- Na XRP Las Vegas, advogados que venceram o caso contra a SEC disseram que a XRP não precisa da Clarity Act para avançar.
- O tribunal federal decidiu que o XRP em si não é um título, e a SEC e a CFTC o designaram no mês passado como um token de mercadoria.
- O setor cripto está migrando para ferramentas de tesouraria como o Clear Connect, onde o uso cresce primeiro e os preços seguem em seguida.
Em 1º de maio de 2026, em um painel bombástico do XRP Las Vegas, os advogados John Deaton e James Murphy, que derrotaram a Comissão de Valores Mobiliários dos EUA (SEC), declararam que o XRP já possui total clareza regulatória como mercadoria e não precisa da Lei da Clareza.
A nova estrutura de ativos digitais da Ripple Treasury agora está impulsionando acordos ao vivo entre fronteiras e entre empresas com XRP e RLUSD no XRPL. Ao mesmo tempo, bancos globais e a Depository Trust and Clearing Corporation (DTCC) estão acelerando a adoção, independentemente da política de Washington.
Advogados dizem que o XRP não precisa da Lei de Clareza
Na recente conferência XRP Las Vegas, os proeminentes advogados da Ripple, John Deaton e James Murphy, que lideraram a vitória histórica contra a SEC, abordaram a proposta de Clarity Act durante um painel de grande destaque. Em uma rodada relâmpago de perguntas e respostas, ambos os advogados afirmaram de forma inequívoca que a XRP já possui a clareza regulatória necessária e não exige a Clarity Act para avançar.
Quando questionados se o projeto seria aprovado antes das eleições de meio de mandato, o painel de advogados respondeu “não”. Murphy, descrito como o otimista do grupo, disse que a revisão do Comitê Bancário do Senado precisaria acontecer até meados de maio ou “não vai acontecer”, enquanto Deaton afirmou que, se não for aprovada neste Congresso, “está morta.”
O tribunal federal decidiu que o próprio XRP não era um valor de segurança
Em 13 de julho de 2023, a juíza distrital dos EUA Analisa Torres decidiu no caso SEC v. Ripple Labs que o XRP, como token digital, não é um título em si. Aplicando o teste Howey, o tribunal entendeu que XRP não constitui inerentemente um “contrato, transação ou esquema” representando um contrato de investimento, desviando a análise do ativo em si para as circunstâncias de sua venda.

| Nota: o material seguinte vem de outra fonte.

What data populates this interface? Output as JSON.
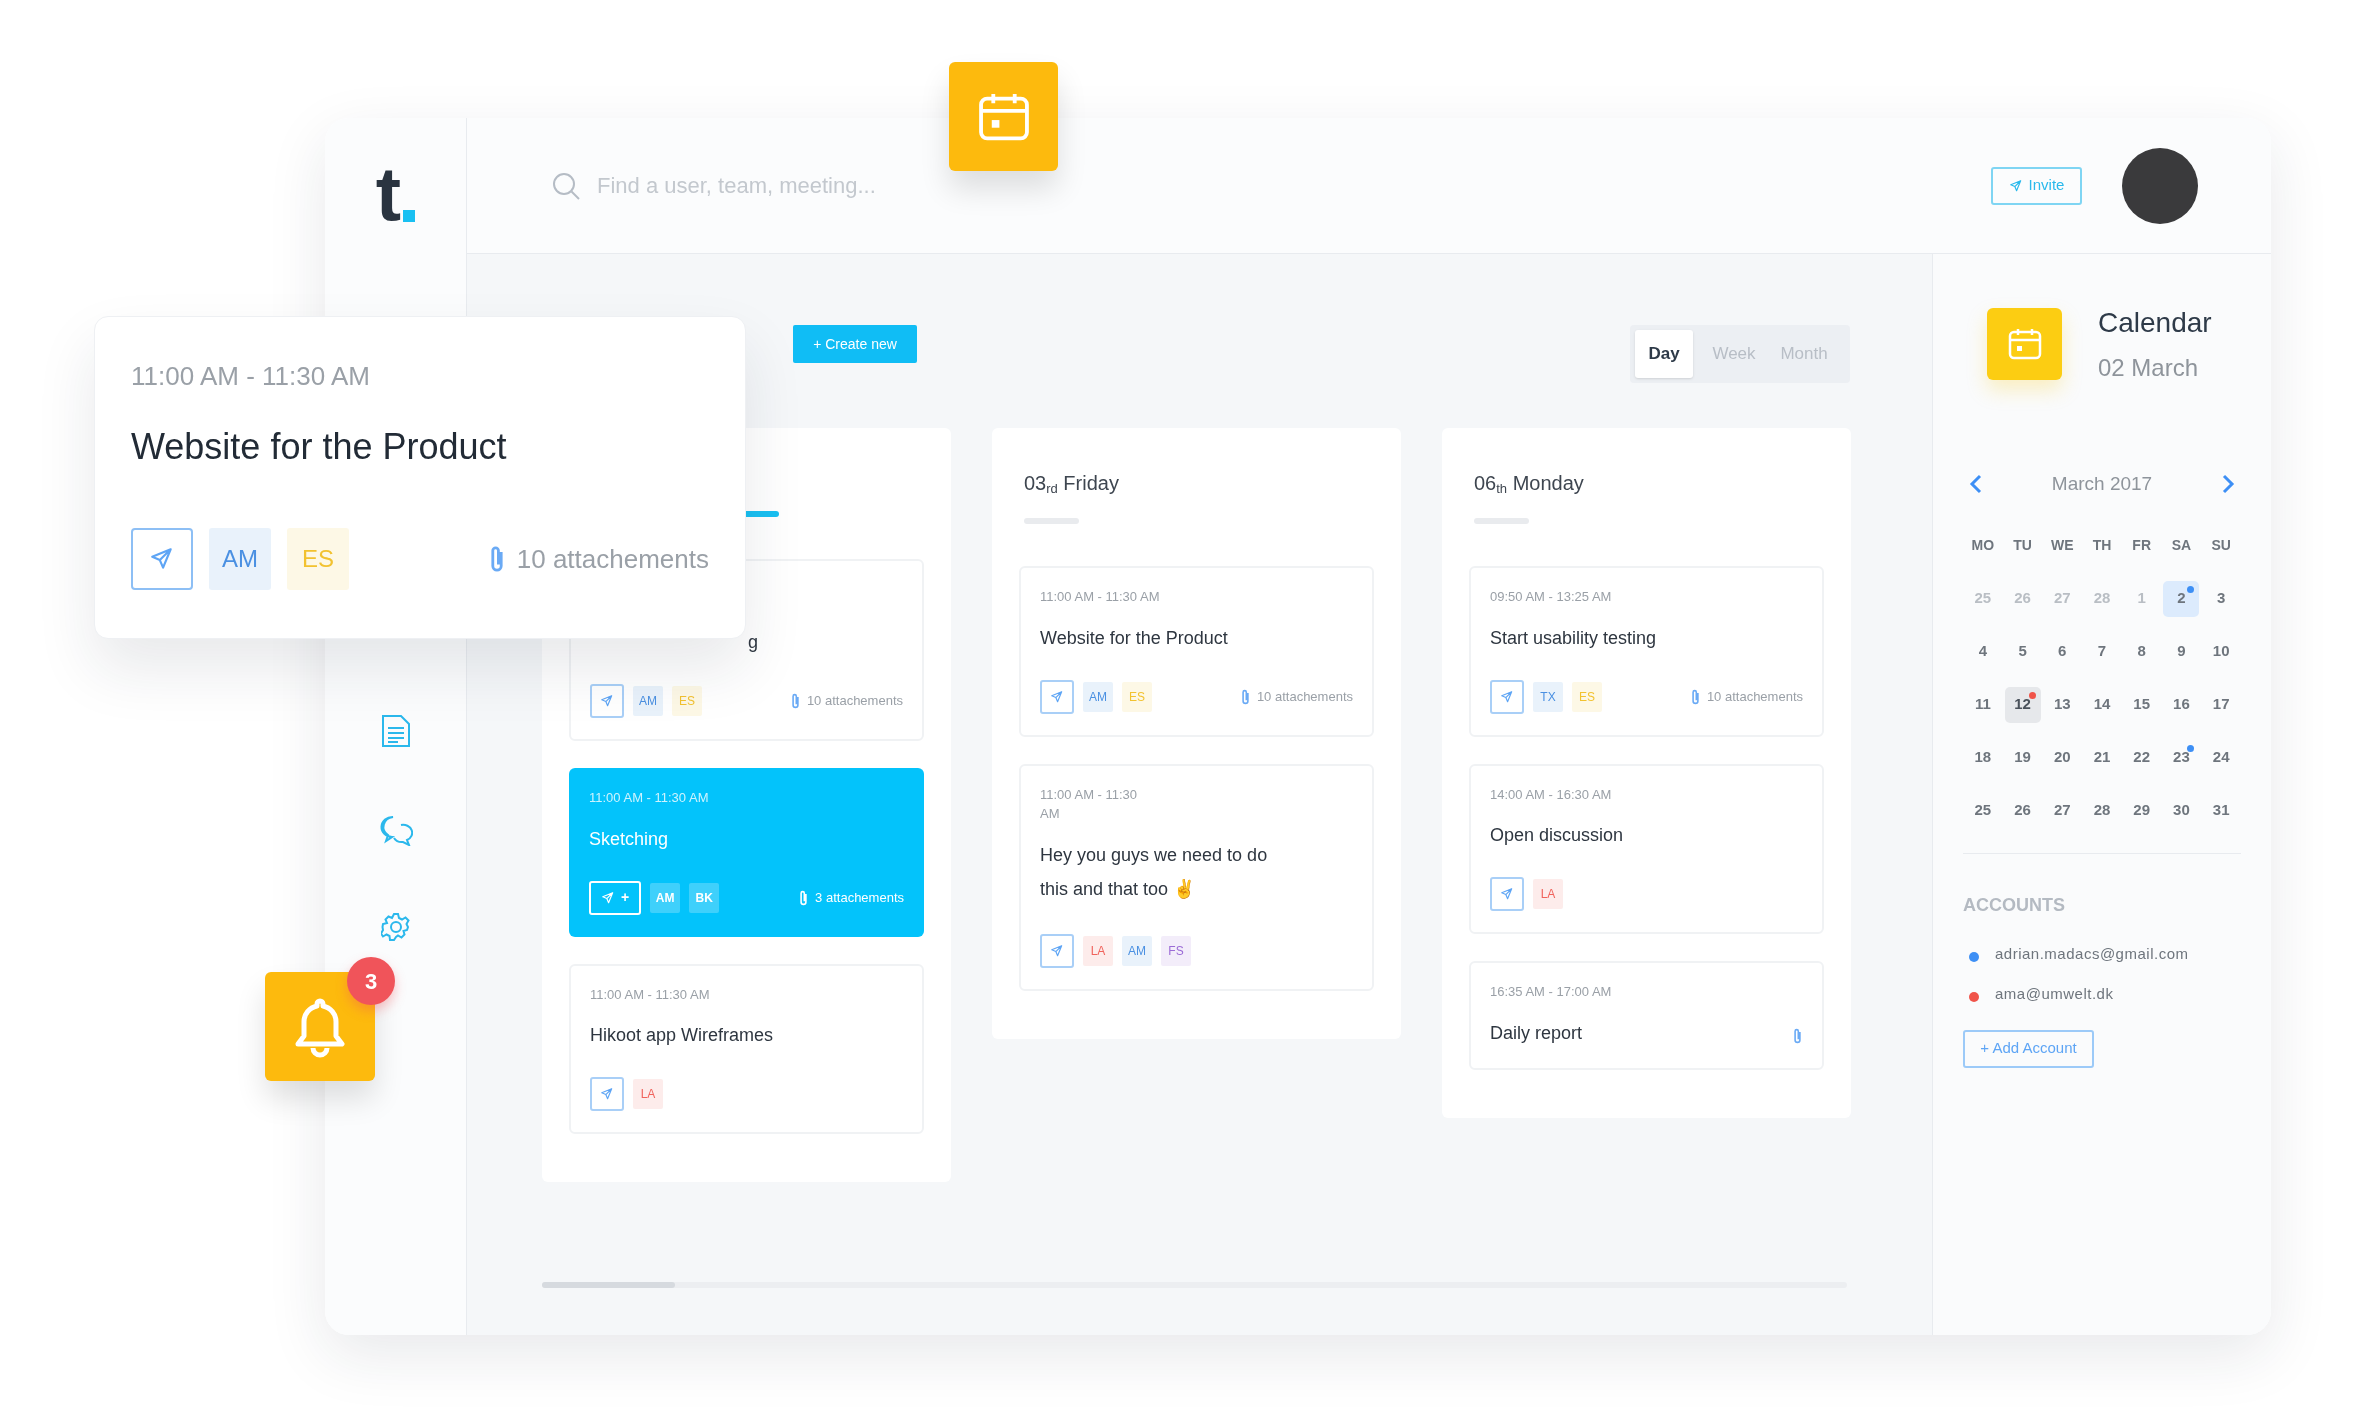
{
  "sidebar": {
    "logo": "t"
  },
  "header": {
    "search": {
      "placeholder": "Find a user, team, meeting..."
    },
    "invite": "Invite"
  },
  "toolbar": {
    "create": "+ Create new",
    "views": [
      {
        "label": "Day",
        "selected": true
      },
      {
        "label": "Week",
        "selected": false
      },
      {
        "label": "Month",
        "selected": false
      }
    ]
  },
  "columns": [
    {
      "selected": true,
      "cards": [
        {
          "kind": "covered",
          "title": "g",
          "active": false,
          "send": true,
          "tags": [
            {
              "text": "AM",
              "color": "#4a90e2"
            },
            {
              "text": "ES",
              "color": "#f2c230"
            }
          ],
          "attachment": true,
          "attachments": "10 attachements"
        },
        {
          "kind": "event",
          "time": "11:00 AM - 11:30 AM",
          "title": "Sketching",
          "active": true,
          "send": true,
          "send_label": "+",
          "tags": [
            {
              "text": "AM"
            },
            {
              "text": "BK"
            }
          ],
          "attachment": true,
          "attachments": "3 attachements"
        },
        {
          "kind": "event",
          "time": "11:00 AM - 11:30 AM",
          "title": "Hikoot app Wireframes",
          "active": false,
          "send": true,
          "tags": [
            {
              "text": "LA",
              "color": "#f0635c"
            }
          ],
          "attachment": false
        }
      ]
    },
    {
      "title": "03$_{rd}$ Friday",
      "selected": false,
      "cards": [
        {
          "kind": "event",
          "time": "11:00 AM - 11:30 AM",
          "title": "Website for the Product",
          "active": false,
          "send": true,
          "tags": [
            {
              "text": "AM",
              "color": "#4a90e2"
            },
            {
              "text": "ES",
              "color": "#f2c230"
            }
          ],
          "attachment": true,
          "attachments": "10 attachements"
        },
        {
          "kind": "message",
          "time": "11:00 AM - 11:30 AM",
          "title": "Hey you guys we need to do this and that too ✌",
          "active": false,
          "send": true,
          "tags": [
            {
              "text": "LA",
              "color": "#f0635c"
            },
            {
              "text": "AM",
              "color": "#4a90e2"
            },
            {
              "text": "FS",
              "color": "#9b6bd6"
            }
          ],
          "attachment": false
        }
      ]
    },
    {
      "title": "06$_{th}$ Monday",
      "selected": false,
      "cards": [
        {
          "kind": "event",
          "time": "09:50 AM - 13:25 AM",
          "title": "Start usability testing",
          "active": false,
          "send": true,
          "tags": [
            {
              "text": "TX",
              "color": "#4a90e2"
            },
            {
              "text": "ES",
              "color": "#f2c230"
            }
          ],
          "attachment": true,
          "attachments": "10 attachements"
        },
        {
          "kind": "event",
          "time": "14:00 AM - 16:30 AM",
          "title": "Open discussion",
          "active": false,
          "send": true,
          "tags": [
            {
              "text": "LA",
              "color": "#f0635c"
            }
          ],
          "attachment": false
        },
        {
          "kind": "event",
          "time": "16:35 AM - 17:00 AM",
          "title": "Daily report",
          "active": false,
          "send": false,
          "attachment": true
        }
      ]
    }
  ],
  "popup": {
    "time": "11:00 AM - 11:30 AM",
    "title": "Website for the Product",
    "tags": [
      {
        "text": "AM",
        "color": "#4a90e2"
      },
      {
        "text": "ES",
        "color": "#f2c230"
      }
    ],
    "attachments": "10 attachements"
  },
  "notifications": {
    "count": "3"
  },
  "calendar": {
    "title": "Calendar",
    "date": "02 March",
    "month": "March 2017",
    "weekdays": [
      "MO",
      "TU",
      "WE",
      "TH",
      "FR",
      "SA",
      "SU"
    ],
    "weeks": [
      [
        {
          "label": "25",
          "muted": true,
          "selected": false,
          "today": false
        },
        {
          "label": "26",
          "muted": true,
          "selected": false,
          "today": false
        },
        {
          "label": "27",
          "muted": true,
          "selected": false,
          "today": false
        },
        {
          "label": "28",
          "muted": true,
          "selected": false,
          "today": false
        },
        {
          "label": "1",
          "muted": true,
          "selected": false,
          "today": false
        },
        {
          "label": "2",
          "muted": false,
          "selected": true,
          "today": false,
          "color": "#3d8ff5"
        },
        {
          "label": "3",
          "muted": false,
          "selected": false,
          "today": false
        }
      ],
      [
        {
          "label": "4",
          "muted": false,
          "selected": false,
          "today": false
        },
        {
          "label": "5",
          "muted": false,
          "selected": false,
          "today": false
        },
        {
          "label": "6",
          "muted": false,
          "selected": false,
          "today": false
        },
        {
          "label": "7",
          "muted": false,
          "selected": false,
          "today": false
        },
        {
          "label": "8",
          "muted": false,
          "selected": false,
          "today": false
        },
        {
          "label": "9",
          "muted": false,
          "selected": false,
          "today": false
        },
        {
          "label": "10",
          "muted": false,
          "selected": false,
          "today": false
        }
      ],
      [
        {
          "label": "11",
          "muted": false,
          "selected": false,
          "today": false
        },
        {
          "label": "12",
          "muted": false,
          "selected": false,
          "today": true,
          "color": "#f0544a"
        },
        {
          "label": "13",
          "muted": false,
          "selected": false,
          "today": false
        },
        {
          "label": "14",
          "muted": false,
          "selected": false,
          "today": false
        },
        {
          "label": "15",
          "muted": false,
          "selected": false,
          "today": false
        },
        {
          "label": "16",
          "muted": false,
          "selected": false,
          "today": false
        },
        {
          "label": "17",
          "muted": false,
          "selected": false,
          "today": false
        }
      ],
      [
        {
          "label": "18",
          "muted": false,
          "selected": false,
          "today": false
        },
        {
          "label": "19",
          "muted": false,
          "selected": false,
          "today": false
        },
        {
          "label": "20",
          "muted": false,
          "selected": false,
          "today": false
        },
        {
          "label": "21",
          "muted": false,
          "selected": false,
          "today": false
        },
        {
          "label": "22",
          "muted": false,
          "selected": false,
          "today": false
        },
        {
          "label": "23",
          "muted": false,
          "selected": false,
          "today": false,
          "color": "#3d8ff5"
        },
        {
          "label": "24",
          "muted": false,
          "selected": false,
          "today": false
        }
      ],
      [
        {
          "label": "25",
          "muted": false,
          "selected": false,
          "today": false
        },
        {
          "label": "26",
          "muted": false,
          "selected": false,
          "today": false
        },
        {
          "label": "27",
          "muted": false,
          "selected": false,
          "today": false
        },
        {
          "label": "28",
          "muted": false,
          "selected": false,
          "today": false
        },
        {
          "label": "29",
          "muted": false,
          "selected": false,
          "today": false
        },
        {
          "label": "30",
          "muted": false,
          "selected": false,
          "today": false
        },
        {
          "label": "31",
          "muted": false,
          "selected": false,
          "today": false
        }
      ]
    ]
  },
  "accounts": {
    "heading": "ACCOUNTS",
    "items": [
      {
        "email": "adrian.madacs@gmail.com",
        "color": "#3d8ff5"
      },
      {
        "email": "ama@umwelt.dk",
        "color": "#f0544a"
      }
    ],
    "add": "+ Add Account"
  }
}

O tribunal concluiu que vendas institucionais atendiam ao teste Howey porque envolviam contratos diretos e expectativas de lucro ligadas aos esforços da Ripple, classificando-as como valores mobiliários. No entanto, as vendas programáticas de troca e as transações cegas de compra e venda não o faziam, já que os compradores não tinham relação direta com a Ripple ou dependiam de seus esforços, rejeitando assim o argumento da SEC de token-como-segurança.
O que vem a seguir para a ficha?
Notavelmente, o setor cripto está migrando para ferramentas práticas de tesouraria como o Clear Connect, onde uso e integração vêm em primeiro lugar, com os preços de mercado seguindo depois. A pesquisa da Ripple de 2026 com mais de 1.000 líderes financeiros globais revelou que 72% acreditam que precisam oferecer soluções de ativos digitais para se manterem competitivos.
Enquanto isso, a plataforma GTreasury da Ripple Treasury agora incorpora contas XRP e RLUSD, possibilitando acordos em tempo real entre fronteiras e entre empresas para clientes da Fortune 500. A receita do Ripple Prime triplicou no primeiro trimestre de 2026, a XRPL atingiu 3 milhões de transações diárias e os ativos tokenizados ultrapassaram US$ 474 milhões, com US$ 1,5 bilhão em representação total do livro-caixa.
Além disso, o planejado lançamento do serviço de tokenização da DTCC na segunda metade de 2026, combinado com a integração do Ripple Prime à infraestrutura de compensação do DTCC, pode acelerar pilotos institucionais para acordos transfronteiriços e interempresas no XRPL.
Portanto, à medida que a integração com tesouraria corporativa acelera, o caminho a seguir do XRP gira em torno da conversão do pipeline anual de pagamentos legados de US$ 13 trilhões da Ripple, atualmente 0% on-chain, em trilhos de blockchain por meio do recém-lançado Digital Asset Framework, lançado em 1º de abril de 2026.